The PMI has trended at 49.5 since the survey began in April 2017. However, over the third quarter of this year, the PMI averaged 56.2, recording the highest quarterly average to date by far.

Read more:  New financial strategy plan to ‘diversify, strengthen’ Qatar’s economy.

Wholesale & retail reported the strongest-performing area in the third quarter, recording 58.4, followed by construction (57.7), manufacturing (57.6) and services (52.1). 

According to the report, Qatar’s economic conditions continued to register strong expansion, with little to no delays. 
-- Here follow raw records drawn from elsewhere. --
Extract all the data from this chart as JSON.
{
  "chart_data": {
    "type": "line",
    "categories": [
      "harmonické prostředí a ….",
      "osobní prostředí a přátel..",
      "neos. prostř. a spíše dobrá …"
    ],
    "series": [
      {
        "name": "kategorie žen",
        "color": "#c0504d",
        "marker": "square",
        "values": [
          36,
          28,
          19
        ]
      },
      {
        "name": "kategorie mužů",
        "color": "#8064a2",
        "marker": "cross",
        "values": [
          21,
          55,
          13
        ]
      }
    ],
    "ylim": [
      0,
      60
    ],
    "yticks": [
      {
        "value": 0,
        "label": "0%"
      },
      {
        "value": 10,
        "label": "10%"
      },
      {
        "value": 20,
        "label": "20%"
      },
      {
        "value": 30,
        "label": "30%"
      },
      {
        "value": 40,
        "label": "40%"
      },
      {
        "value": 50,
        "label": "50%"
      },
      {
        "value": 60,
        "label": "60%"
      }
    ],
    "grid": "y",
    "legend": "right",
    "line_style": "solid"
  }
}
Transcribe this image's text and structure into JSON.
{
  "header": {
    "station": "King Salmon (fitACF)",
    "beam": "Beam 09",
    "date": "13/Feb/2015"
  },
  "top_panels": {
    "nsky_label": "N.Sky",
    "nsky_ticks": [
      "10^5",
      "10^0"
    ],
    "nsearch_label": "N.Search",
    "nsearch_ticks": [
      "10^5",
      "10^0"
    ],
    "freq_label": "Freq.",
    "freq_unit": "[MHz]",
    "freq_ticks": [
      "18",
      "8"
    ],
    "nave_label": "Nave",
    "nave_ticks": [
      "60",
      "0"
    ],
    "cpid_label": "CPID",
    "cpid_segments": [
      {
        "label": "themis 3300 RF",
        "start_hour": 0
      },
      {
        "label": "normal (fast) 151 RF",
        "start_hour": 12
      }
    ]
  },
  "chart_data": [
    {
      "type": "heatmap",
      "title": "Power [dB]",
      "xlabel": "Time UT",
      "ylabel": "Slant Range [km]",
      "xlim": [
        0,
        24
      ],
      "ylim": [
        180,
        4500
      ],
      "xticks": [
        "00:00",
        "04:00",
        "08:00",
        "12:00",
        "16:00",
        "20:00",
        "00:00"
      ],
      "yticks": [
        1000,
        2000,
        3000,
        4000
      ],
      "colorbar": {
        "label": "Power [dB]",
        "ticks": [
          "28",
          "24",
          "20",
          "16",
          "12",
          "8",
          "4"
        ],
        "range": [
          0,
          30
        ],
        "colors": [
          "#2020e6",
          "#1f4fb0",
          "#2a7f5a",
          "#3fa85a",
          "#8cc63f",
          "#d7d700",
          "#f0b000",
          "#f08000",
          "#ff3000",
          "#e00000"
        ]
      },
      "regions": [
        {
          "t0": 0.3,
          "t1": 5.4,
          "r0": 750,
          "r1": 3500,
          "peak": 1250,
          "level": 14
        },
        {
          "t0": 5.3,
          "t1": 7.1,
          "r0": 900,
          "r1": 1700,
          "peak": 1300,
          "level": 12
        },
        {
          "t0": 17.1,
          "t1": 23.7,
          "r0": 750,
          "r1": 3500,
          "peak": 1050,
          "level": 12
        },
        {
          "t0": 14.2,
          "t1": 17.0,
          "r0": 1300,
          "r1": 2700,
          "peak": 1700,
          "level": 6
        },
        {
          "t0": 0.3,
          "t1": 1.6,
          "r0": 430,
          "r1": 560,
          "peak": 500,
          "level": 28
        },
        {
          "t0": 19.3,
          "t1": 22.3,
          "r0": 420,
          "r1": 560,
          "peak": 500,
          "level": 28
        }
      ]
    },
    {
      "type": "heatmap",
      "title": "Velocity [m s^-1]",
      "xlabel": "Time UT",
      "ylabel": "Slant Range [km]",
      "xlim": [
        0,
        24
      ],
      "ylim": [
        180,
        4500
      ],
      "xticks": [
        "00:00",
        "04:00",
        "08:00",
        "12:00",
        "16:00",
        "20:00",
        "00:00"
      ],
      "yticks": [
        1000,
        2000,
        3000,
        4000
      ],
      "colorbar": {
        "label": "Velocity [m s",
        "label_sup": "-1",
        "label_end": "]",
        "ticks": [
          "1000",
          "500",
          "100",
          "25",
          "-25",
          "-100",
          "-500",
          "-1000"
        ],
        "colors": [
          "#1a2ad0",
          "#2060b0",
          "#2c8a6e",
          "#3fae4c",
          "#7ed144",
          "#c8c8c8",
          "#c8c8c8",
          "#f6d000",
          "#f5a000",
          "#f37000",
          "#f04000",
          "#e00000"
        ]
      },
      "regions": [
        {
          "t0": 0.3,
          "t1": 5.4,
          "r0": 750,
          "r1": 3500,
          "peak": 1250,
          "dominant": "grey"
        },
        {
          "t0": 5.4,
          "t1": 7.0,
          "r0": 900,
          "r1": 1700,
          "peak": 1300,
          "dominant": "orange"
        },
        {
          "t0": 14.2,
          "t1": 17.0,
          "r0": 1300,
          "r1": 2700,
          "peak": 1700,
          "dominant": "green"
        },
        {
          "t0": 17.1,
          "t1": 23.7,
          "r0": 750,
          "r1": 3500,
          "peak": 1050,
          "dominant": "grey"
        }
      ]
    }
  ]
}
“Month-on-month growth rates for output and new business both eased further in September following record expansions in July, but the respective indices remained among the highest on record. The new orders index was the joint-third highest to date,” the report read. 

Fortunately, following July’s record inflation, the data for September indicated further improvement in suppliers’ delivery times and lower average input prices. By examining all the figures, the economy seems to show a return to normality. 

The report also reported a stable trend in the workforce.

“The employment index rose to a six-month high in September and was running in line with its long-run average,” the report added. 

“Firms also supported workloads by increasing their purchasing activity further, though this was insufficient to prevent a decline in input inventories.”